Метелло также раздражало простодушие, снисходительность и покорность ее мужа. Чезаре был таким же мужчиной, как он сам, и даже несколько старше: ему должно было исполниться тридцать пять лет. Так и хотелось ему сказать: «В чем же дело? Больше жизни, дружище!» Неужели вся его энергия уходила на то, чтобы брать камешки из ящика и колотить молоточком по подрамнику? Вино он пил только за едой, а сигары курил по воскресеньям от нечего делать. Был он почти таким же рослым, как Метелло, но из-за своей профессии ссутулился и лицо у него стало землистым, как у чиновника. Неизвестно, о чем с ним и говорить, если не о жене, которая, кстати, всегда бывала тут же, или о том, что интересовало эту синьору.

— Это же ремесленник! — сказала однажды Эрсилия, когда они с Метелло остались одни и речь зашла о соседях. — Он совсем не такой человек, как ты, он прошел другую школу жизни и довольствуется тем, что у него имеется. А имеется у него побольше нашего — мастерская и двое помощников, которыми он командует. Это позволяет ему жить без забот и думать только о жене да о работе.
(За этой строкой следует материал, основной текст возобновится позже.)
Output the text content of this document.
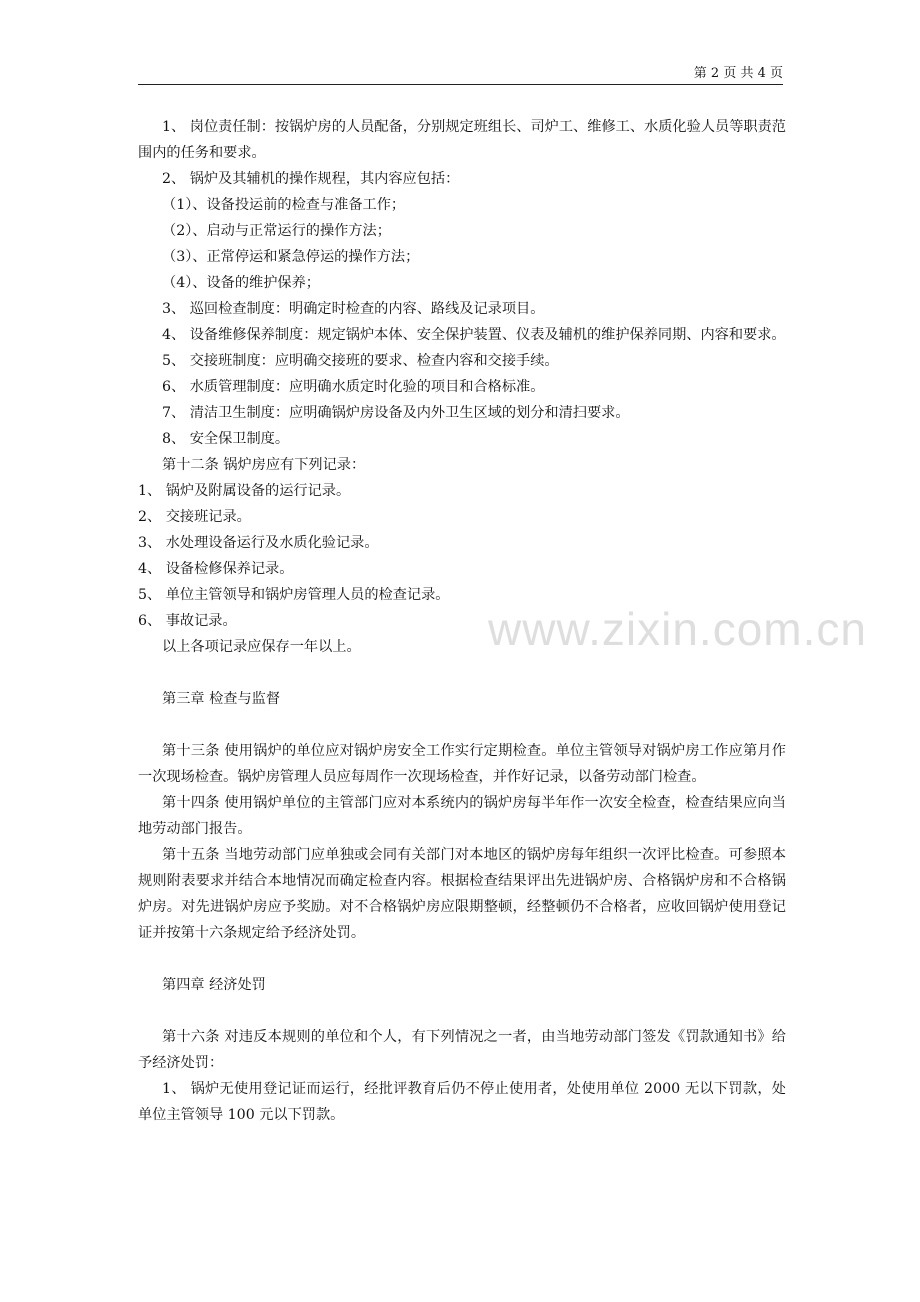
第 2 页 共 4 页

1、 岗位责任制：按锅炉房的人员配备，分别规定班组长、司炉工、维修工、水质化验人员等职责范围内的任务和要求。

2、 锅炉及其辅机的操作规程，其内容应包括：

（1）、设备投运前的检查与准备工作；

（2）、启动与正常运行的操作方法；

（3）、正常停运和紧急停运的操作方法；

（4）、设备的维护保养；

3、 巡回检查制度：明确定时检查的内容、路线及记录项目。

4、 设备维修保养制度：规定锅炉本体、安全保护装置、仪表及辅机的维护保养同期、内容和要求。

5、 交接班制度：应明确交接班的要求、检查内容和交接手续。

6、 水质管理制度：应明确水质定时化验的项目和合格标准。

7、 清洁卫生制度：应明确锅炉房设备及内外卫生区域的划分和清扫要求。

8、 安全保卫制度。

第十二条 锅炉房应有下列记录：

1、 锅炉及附属设备的运行记录。

2、 交接班记录。

3、 水处理设备运行及水质化验记录。

4、 设备检修保养记录。

5、 单位主管领导和锅炉房管理人员的检查记录。

6、 事故记录。

以上各项记录应保存一年以上。

第三章 检查与监督

第十三条 使用锅炉的单位应对锅炉房安全工作实行定期检查。单位主管领导对锅炉房工作应第月作一次现场检查。锅炉房管理人员应每周作一次现场检查，并作好记录，以备劳动部门检查。

第十四条 使用锅炉单位的主管部门应对本系统内的锅炉房每半年作一次安全检查，检查结果应向当地劳动部门报告。

第十五条 当地劳动部门应单独或会同有关部门对本地区的锅炉房每年组织一次评比检查。可参照本规则附表要求并结合本地情况而确定检查内容。根据检查结果评出先进锅炉房、合格锅炉房和不合格锅炉房。对先进锅炉房应予奖励。对不合格锅炉房应限期整顿，经整顿仍不合格者，应收回锅炉使用登记证并按第十六条规定给予经济处罚。

第四章 经济处罚

第十六条 对违反本规则的单位和个人，有下列情况之一者，由当地劳动部门签发《罚款通知书》给予经济处罚：

1、 锅炉无使用登记证而运行，经批评教育后仍不停止使用者，处使用单位 2000 无以下罚款，处单位主管领导 100 元以下罚款。

www.zixin.com.cn
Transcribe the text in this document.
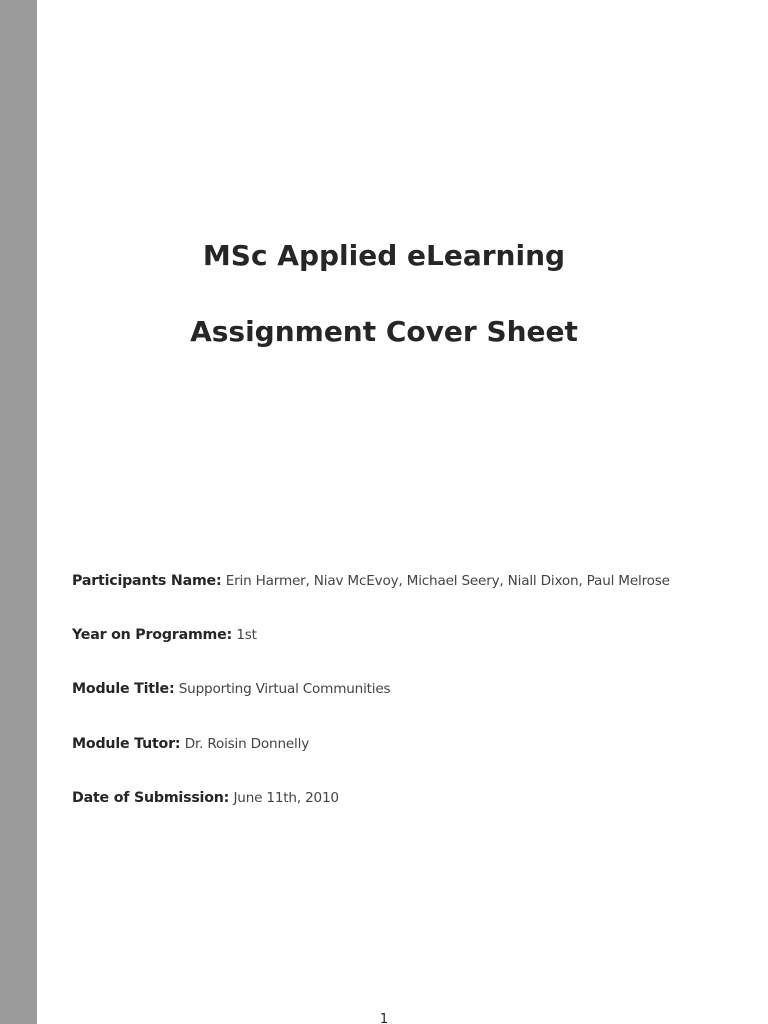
MSc Applied eLearning
Assignment Cover Sheet
Participants Name: Erin Harmer, Niav McEvoy, Michael Seery, Niall Dixon, Paul Melrose
Year on Programme: 1st
Module Title: Supporting Virtual Communities
Module Tutor: Dr. Roisin Donnelly
Date of Submission: June 11th, 2010
1
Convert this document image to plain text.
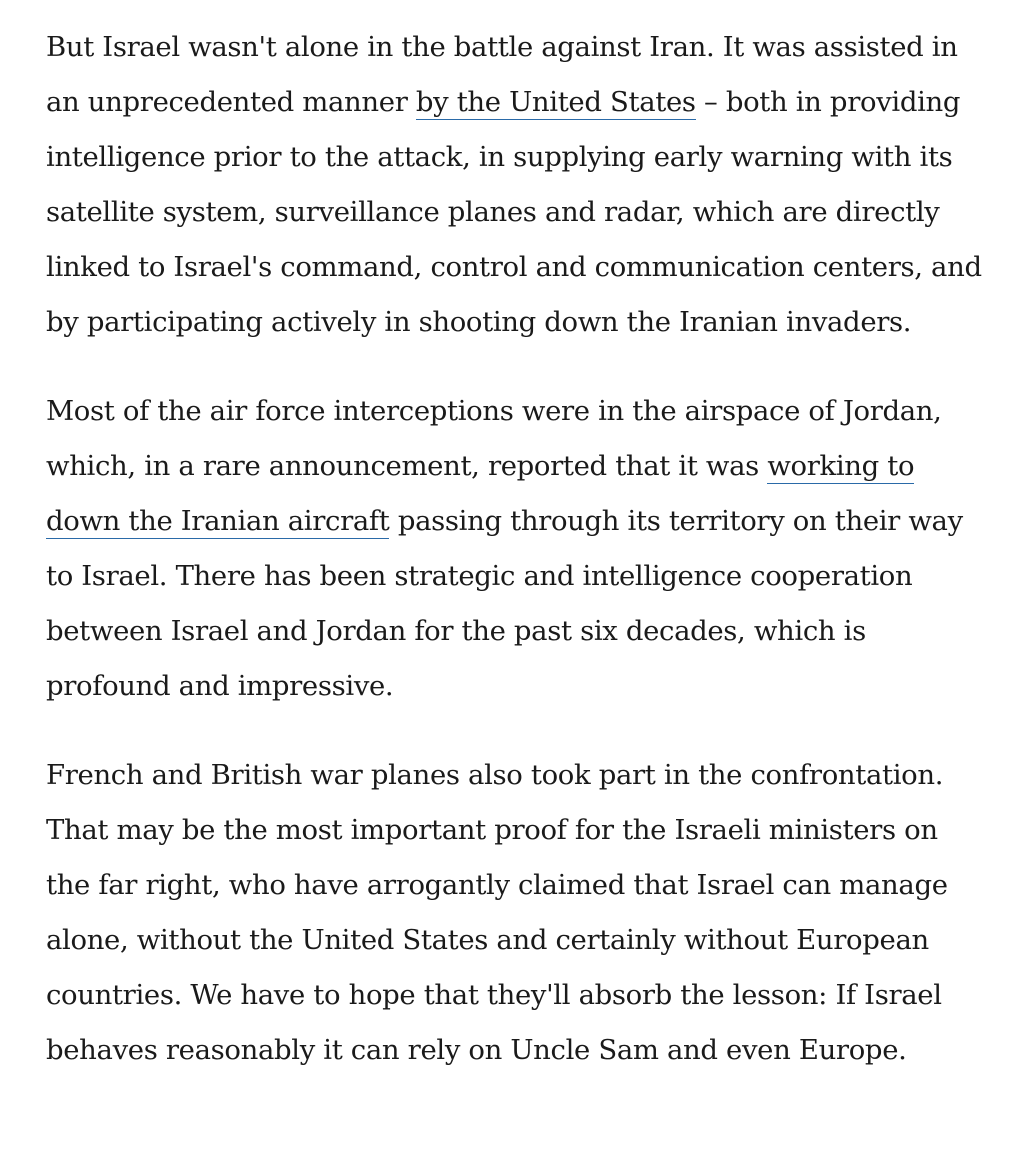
But Israel wasn't alone in the battle against Iran. It was assisted in an unprecedented manner by the United States – both in providing intelligence prior to the attack, in supplying early warning with its satellite system, surveillance planes and radar, which are directly linked to Israel's command, control and communication centers, and by participating actively in shooting down the Iranian invaders.

Most of the air force interceptions were in the airspace of Jordan, which, in a rare announcement, reported that it was working to down the Iranian aircraft passing through its territory on their way to Israel. There has been strategic and intelligence cooperation between Israel and Jordan for the past six decades, which is profound and impressive.

French and British war planes also took part in the confrontation. That may be the most important proof for the Israeli ministers on the far right, who have arrogantly claimed that Israel can manage alone, without the United States and certainly without European countries. We have to hope that they'll absorb the lesson: If Israel behaves reasonably it can rely on Uncle Sam and even Europe.
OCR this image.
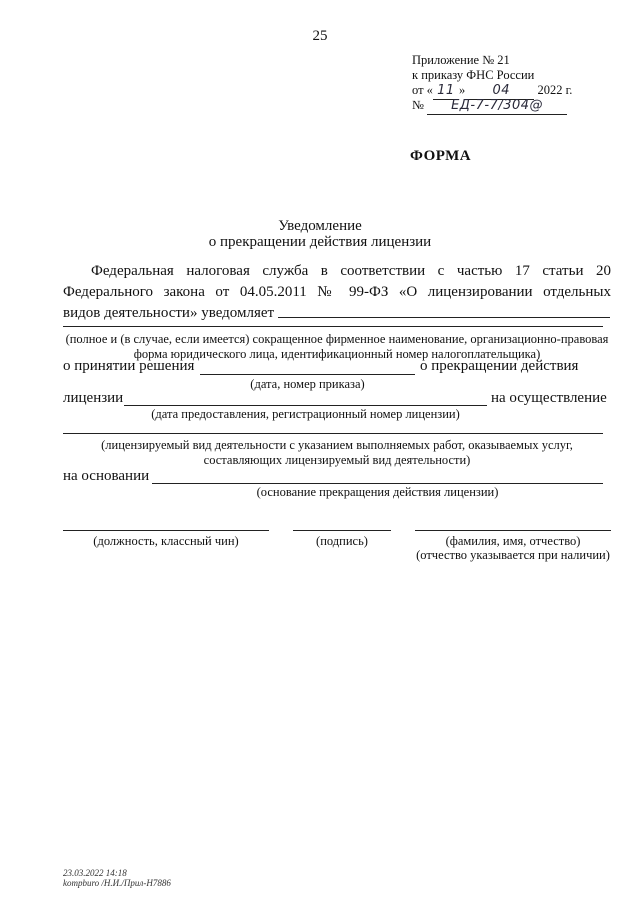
25
Приложение № 21
к приказу ФНС России
от « 11 » 04 2022 г.
№ ЕД-7-7/304@
ФОРМА
Уведомление
о прекращении действия лицензии
Федеральная налоговая служба в соответствии с частью 17 статьи 20
Федерального закона от 04.05.2011 № 99-ФЗ «О лицензировании отдельных
видов деятельности» уведомляет
(полное и (в случае, если имеется) сокращенное фирменное наименование, организационно-правовая
форма юридического лица, идентификационный номер налогоплательщика)
о принятии решения	о прекращении действия
(дата, номер приказа)
лицензии	на осуществление
(дата предоставления, регистрационный номер лицензии)
(лицензируемый вид деятельности с указанием выполняемых работ, оказываемых услуг,
составляющих лицензируемый вид деятельности)
на основании
(основание прекращения действия лицензии)
(должность, классный чин)	(подпись)	(фамилия, имя, отчество)
(отчество указывается при наличии)
23.03.2022 14:18
kompburo /Н.И./Прил-Н7886
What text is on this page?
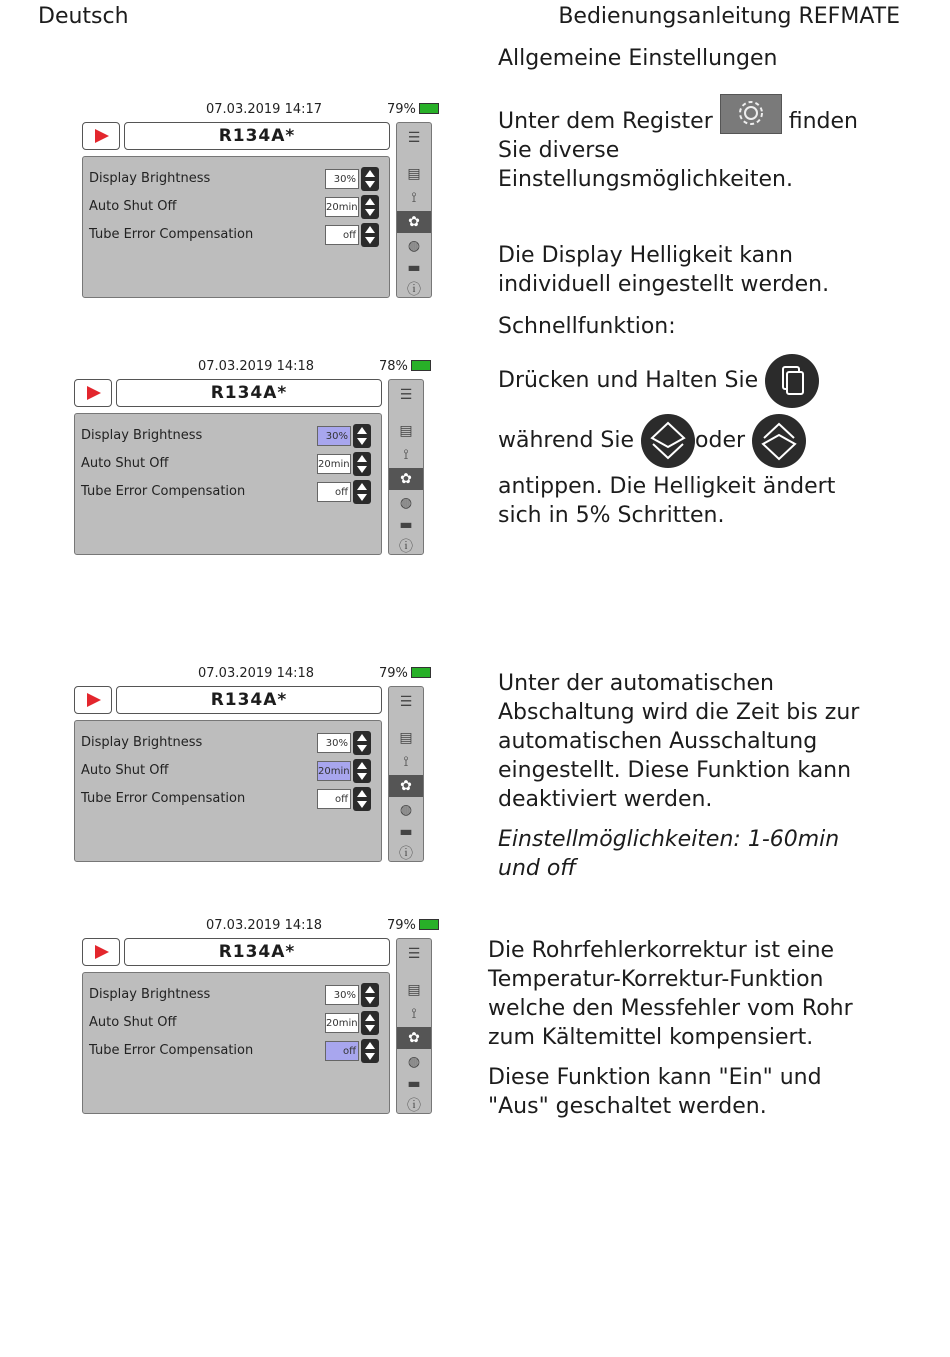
Deutsch	Bedienungsanleitung REFMATE
Allgemeine Einstellungen
Unter dem Register	finden
Sie diverse
Einstellungsmöglichkeiten.
Die Display Helligkeit kann
individuell eingestellt werden.
Schnellfunktion:
Drücken und Halten Sie
während Sie	oder
antippen. Die Helligkeit ändert
sich in 5% Schritten.
Unter der automatischen
Abschaltung wird die Zeit bis zur
automatischen Ausschaltung
eingestellt. Diese Funktion kann
deaktiviert werden.
Einstellmöglichkeiten: 1-60min
und off
Die Rohrfehlerkorrektur ist eine
Temperatur-Korrektur-Funktion
welche den Messfehler vom Rohr
zum Kältemittel kompensiert.
Diese Funktion kann "Ein" und
"Aus" geschaltet werden.
07.03.2019 14:17	79%
R134A*
Display Brightness	30%
Auto Shut Off	20min
Tube Error Compensation	off
☰
▤
⟟
✿
◍
▬
ⓘ
07.03.2019 14:18	78%
R134A*
Display Brightness	30%
Auto Shut Off	20min
Tube Error Compensation	off
☰
▤
⟟
✿
◍
▬
ⓘ
07.03.2019 14:18	79%
R134A*
Display Brightness	30%
Auto Shut Off	20min
Tube Error Compensation	off
☰
▤
⟟
✿
◍
▬
ⓘ
07.03.2019 14:18	79%
R134A*
Display Brightness	30%
Auto Shut Off	20min
Tube Error Compensation	off
☰
▤
⟟
✿
◍
▬
ⓘ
Ты, кажется, не уважаешь его за то, что он не интересуется вашими идеями? — Эрсилия улыбнулась, покачала головой и повторила: — Это же ремесленник!

— Я знаю немало ремесленников, но никогда не слышал, чтобы у них было запрещено пить и иметь свое мнение. Дело не в профессии, а в том, течет ли у тебя кровь в жилах!

Разговор незаметно перешел на Иду.

— Знаешь, чего ей не хватает? Дать бы ей разок, да так, чтобы ее всю перевернуло. А потом сказать: «Ну-ка, помалкивай!»

Они рассмеялись, и Эрсилия, придвинув свой стул, нежно взяла мужа под руку. Он докурил сигару и допил стакан вина. Наведя порядок в кухне, она сказала:

— Какой ты, однако, драчливый. Чуть что — «дать бы ей!» А ну-ка попробуй!

Он ласково хлопнул ее по щеке, и они обнялись. Потом на цыпочках вошли в комнату и прикрутили лампу, чтобы свет не мешал ребенку, спавшему на краешке их постели. С одной стороны он был отгорожен подушками, а с другой — спинкой стула. Они легли и были так же счастливы, как в ту февральскую ночь, два месяца спустя после его возвращения.

…Это было в последний вечер карнавала. Они смотрели Стентерелло в исполнении Никколи, бросали в партер конфетти и бумажные стрелы. Потом, выпив мандаринового пунша в кафе на площади Пьяттеллина, они плясали вместе со всеми на улице.

Неистовая Миранда подвязала юбки и выделывала сальто мортале. Внезапно с площади Кармине появилась карета с какими-то пьяными синьорами в костюмах Пьеро и Пьеретты. Лошади, словно обезумев, неслись вскачь, и никому не удавалось остановить их. Ряженый, сидевший на козлах, тоже был пьян. Синьоры разбрасывали конфетти, и карета, едва не сбив с ног Миранду, исчезла за городской стеной так же внезапно, как появилась.

Ночь была теплая, светила луна. Они возвращались разгоряченные танцами, а Эрсилия к тому же была несколько возбуждена после второго бокала пунша, которым ее угостил Джаннотто Джеминьяни.